Zaten yemeklerini odalarına istiyorlar artık. Mümkünse aperatif besinler yiyorlar. Acıktığını, susadığını fark etmiyor. Uyku uyumayan çocuklar var. Tatil periyodunda 5 gün hiç uyumayan 9’uncu sınıf ergen var. Natürel herkes bu türlü olacak diye bir şey yok lakin ben o patolojiyi gördüğüm için söylüyorum. Sonuçta iş bu düzeye kadar gelebiliyor.”
‘Kaygı bozukluğu çıktı’
Doğangün, “Gençlerde, ergenlerde kendine ziyan verme davranışlarını çok fazla görüyorum. Dert bozuklukları ve depresif belirtiler arttı. Kimisinin paklık takıntıları arttı lakin kiminin çok daha farklı alanlarda yansıyan korkuları oluşmaya başladı. Gelecek tasaları, hayatı anlamsız bulma üzere depresif özellikler. Bilhassa uyku bozuklukları. Bunlar da birbirini tetikleyen faktörler. Daha az uyku geliyor bu da sizi sonraki gün daha mutsuz ediyor. Esasen konutta kapalı kaldım diye düşünen kişi derse girmiyor, toplumsal kontak kurmuyor. Telefona yahut oyuna gömülüyor. Ruhsal işlevleri etkilendi.”
Peki ne yapacağız?
Bu duruma karşı ne yapacağız? sorusuna yanıt veren Doğangün, “Yerine öbür bir şey koyacağız. Unsur bağımlılığında biz bu türlü yaparız. O hususun yerine benzeri fonksiyonu olan öteki bir şey koyacağız. Ben ekransız periyodu kesinlikle öneriyorum. Beyin ekran karşısında çok uyarılıyor. Ağır bir yüksek tansiyon çizgisinin altında piknik yapmak üzere. Orada elektrik çarpmıyor sizi lakin birkaç saat sonra önemli baş ağrısı olabiliyor. Mümkünse ailenin ortak bir ekransız saatini oluşturmak gerek.
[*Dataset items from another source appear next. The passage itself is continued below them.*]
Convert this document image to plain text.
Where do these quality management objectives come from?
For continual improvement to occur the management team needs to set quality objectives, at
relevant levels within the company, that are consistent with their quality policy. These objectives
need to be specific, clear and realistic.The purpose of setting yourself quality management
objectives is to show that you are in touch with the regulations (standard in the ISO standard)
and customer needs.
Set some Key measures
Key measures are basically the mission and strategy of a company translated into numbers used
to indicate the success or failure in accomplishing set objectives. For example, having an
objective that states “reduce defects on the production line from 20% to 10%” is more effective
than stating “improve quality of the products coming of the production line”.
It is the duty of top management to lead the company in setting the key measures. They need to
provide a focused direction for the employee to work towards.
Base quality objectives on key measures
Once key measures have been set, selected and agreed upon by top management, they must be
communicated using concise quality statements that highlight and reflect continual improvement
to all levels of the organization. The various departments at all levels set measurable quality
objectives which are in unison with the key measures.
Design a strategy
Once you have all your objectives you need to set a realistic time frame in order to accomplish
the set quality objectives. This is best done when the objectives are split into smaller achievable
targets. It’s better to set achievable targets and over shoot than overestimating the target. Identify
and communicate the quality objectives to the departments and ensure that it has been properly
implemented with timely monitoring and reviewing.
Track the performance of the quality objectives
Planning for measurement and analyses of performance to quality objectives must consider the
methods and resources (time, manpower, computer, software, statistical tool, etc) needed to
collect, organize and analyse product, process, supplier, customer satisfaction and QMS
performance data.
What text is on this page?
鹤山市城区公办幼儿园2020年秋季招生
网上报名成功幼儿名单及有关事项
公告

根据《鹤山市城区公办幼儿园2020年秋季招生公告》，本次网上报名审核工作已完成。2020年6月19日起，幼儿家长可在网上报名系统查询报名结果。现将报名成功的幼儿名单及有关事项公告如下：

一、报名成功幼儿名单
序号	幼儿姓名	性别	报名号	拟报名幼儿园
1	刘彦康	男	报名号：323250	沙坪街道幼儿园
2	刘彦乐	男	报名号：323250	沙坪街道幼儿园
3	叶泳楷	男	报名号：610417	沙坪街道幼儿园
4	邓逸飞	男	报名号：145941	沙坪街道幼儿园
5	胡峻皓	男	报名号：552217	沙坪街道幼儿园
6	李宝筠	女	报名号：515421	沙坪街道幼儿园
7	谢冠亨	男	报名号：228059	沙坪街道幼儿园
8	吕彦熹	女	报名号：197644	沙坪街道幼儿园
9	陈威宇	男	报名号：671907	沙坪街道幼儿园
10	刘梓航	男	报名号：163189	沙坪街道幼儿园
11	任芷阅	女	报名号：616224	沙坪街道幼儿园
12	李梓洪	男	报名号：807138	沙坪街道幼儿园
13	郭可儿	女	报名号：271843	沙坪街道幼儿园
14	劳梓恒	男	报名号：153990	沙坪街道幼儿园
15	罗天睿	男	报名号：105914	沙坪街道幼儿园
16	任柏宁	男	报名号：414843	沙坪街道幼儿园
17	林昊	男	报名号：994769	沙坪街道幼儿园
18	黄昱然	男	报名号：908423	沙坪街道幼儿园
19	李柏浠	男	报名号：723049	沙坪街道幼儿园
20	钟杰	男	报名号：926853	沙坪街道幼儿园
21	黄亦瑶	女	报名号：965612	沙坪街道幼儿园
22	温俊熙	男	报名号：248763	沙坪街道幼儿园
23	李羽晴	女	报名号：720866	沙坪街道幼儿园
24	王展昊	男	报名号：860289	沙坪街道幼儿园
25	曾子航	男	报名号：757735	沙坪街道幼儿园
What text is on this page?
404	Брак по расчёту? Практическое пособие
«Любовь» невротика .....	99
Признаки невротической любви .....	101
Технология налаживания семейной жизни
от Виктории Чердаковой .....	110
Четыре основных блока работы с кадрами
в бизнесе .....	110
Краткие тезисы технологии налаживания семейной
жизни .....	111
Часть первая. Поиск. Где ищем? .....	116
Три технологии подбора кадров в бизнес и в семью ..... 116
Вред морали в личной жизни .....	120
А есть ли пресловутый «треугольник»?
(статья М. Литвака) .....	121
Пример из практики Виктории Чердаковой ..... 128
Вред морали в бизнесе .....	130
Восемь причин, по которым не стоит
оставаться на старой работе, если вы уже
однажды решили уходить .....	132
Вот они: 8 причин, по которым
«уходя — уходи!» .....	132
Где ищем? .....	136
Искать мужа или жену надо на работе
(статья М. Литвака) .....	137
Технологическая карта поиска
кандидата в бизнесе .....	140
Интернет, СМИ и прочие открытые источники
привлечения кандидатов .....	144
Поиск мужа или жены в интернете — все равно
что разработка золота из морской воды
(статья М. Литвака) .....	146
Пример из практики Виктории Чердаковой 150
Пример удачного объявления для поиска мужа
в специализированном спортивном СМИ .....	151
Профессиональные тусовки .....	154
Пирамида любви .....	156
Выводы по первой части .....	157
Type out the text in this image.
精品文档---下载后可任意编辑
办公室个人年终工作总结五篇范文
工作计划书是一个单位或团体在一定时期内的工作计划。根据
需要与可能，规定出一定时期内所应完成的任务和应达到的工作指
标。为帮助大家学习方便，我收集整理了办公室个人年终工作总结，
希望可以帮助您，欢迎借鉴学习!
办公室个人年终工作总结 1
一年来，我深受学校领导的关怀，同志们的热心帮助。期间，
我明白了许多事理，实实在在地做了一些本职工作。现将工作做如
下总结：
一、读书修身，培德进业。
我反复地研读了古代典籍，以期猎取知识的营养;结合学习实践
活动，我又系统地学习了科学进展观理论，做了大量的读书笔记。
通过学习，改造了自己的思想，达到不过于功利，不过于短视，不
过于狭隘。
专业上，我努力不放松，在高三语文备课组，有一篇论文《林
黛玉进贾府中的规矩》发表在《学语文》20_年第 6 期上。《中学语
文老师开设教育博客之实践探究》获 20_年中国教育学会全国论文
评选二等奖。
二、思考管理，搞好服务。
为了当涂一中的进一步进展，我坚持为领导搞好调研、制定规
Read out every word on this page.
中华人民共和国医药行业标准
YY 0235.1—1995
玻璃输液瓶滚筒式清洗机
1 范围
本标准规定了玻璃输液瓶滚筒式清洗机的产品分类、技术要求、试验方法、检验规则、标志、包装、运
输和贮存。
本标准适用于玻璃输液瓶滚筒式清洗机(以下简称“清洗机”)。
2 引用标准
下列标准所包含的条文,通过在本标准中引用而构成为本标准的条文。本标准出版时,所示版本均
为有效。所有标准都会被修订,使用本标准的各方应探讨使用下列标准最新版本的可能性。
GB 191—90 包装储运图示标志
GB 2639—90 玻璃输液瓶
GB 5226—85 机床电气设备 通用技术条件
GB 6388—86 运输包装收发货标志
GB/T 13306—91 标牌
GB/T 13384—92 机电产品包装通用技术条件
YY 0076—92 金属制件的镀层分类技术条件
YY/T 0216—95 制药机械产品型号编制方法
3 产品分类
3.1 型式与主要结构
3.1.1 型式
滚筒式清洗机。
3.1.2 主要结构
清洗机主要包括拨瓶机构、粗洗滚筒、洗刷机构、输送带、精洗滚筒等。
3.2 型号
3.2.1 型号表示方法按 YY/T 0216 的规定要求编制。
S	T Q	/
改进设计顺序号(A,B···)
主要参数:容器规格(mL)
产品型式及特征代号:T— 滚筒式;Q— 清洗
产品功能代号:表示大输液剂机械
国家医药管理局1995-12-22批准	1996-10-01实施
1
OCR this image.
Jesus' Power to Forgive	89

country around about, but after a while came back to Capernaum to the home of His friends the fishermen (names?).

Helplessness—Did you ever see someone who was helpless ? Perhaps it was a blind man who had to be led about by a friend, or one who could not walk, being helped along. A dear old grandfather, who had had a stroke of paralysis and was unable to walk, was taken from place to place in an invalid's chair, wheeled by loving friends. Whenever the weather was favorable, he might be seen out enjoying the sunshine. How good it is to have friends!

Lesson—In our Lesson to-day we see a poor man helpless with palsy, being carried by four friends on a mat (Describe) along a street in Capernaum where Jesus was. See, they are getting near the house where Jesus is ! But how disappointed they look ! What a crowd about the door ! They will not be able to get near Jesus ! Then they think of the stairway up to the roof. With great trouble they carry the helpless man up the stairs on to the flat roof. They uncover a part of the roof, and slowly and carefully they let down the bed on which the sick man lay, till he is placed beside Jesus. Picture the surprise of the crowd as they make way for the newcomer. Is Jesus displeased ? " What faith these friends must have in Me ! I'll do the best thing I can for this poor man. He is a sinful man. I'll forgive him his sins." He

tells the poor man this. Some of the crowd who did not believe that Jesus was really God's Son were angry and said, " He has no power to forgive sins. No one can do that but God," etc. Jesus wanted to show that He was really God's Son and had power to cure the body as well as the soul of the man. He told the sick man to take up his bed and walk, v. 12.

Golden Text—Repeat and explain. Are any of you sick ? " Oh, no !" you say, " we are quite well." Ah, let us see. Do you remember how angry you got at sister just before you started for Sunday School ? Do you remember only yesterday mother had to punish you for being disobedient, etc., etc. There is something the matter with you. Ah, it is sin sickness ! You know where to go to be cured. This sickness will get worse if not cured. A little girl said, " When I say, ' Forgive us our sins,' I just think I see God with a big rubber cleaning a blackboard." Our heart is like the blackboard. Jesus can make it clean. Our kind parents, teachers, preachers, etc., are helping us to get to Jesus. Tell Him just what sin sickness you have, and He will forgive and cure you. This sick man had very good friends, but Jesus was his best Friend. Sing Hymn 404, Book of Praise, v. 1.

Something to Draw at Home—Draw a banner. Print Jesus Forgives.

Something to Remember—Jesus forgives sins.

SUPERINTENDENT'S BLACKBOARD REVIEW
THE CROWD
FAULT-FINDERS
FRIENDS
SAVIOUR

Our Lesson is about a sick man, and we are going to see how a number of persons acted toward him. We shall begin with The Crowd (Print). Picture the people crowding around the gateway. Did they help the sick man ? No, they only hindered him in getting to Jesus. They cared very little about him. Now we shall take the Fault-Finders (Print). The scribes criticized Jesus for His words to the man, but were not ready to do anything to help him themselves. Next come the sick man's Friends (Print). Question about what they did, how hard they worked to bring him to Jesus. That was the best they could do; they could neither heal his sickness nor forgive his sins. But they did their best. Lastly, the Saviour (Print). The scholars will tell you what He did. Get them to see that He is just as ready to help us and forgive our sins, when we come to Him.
O saatte ne yapıldığı da çok değerli değil. Babanın, annenin hayat öyküsünü anlatması, o çocuğun yaşadığı bir şeyi anlatması üzere aktiviteler yapılabilir. Çok fazla dışarı çıkamadığımız için konutta bedensel aktiviteler yapmalıyız. Bunlar çok kolay üzere görünse de bedende endorfini arttırdığı için memnunluk, keyif verici aktiviteler.”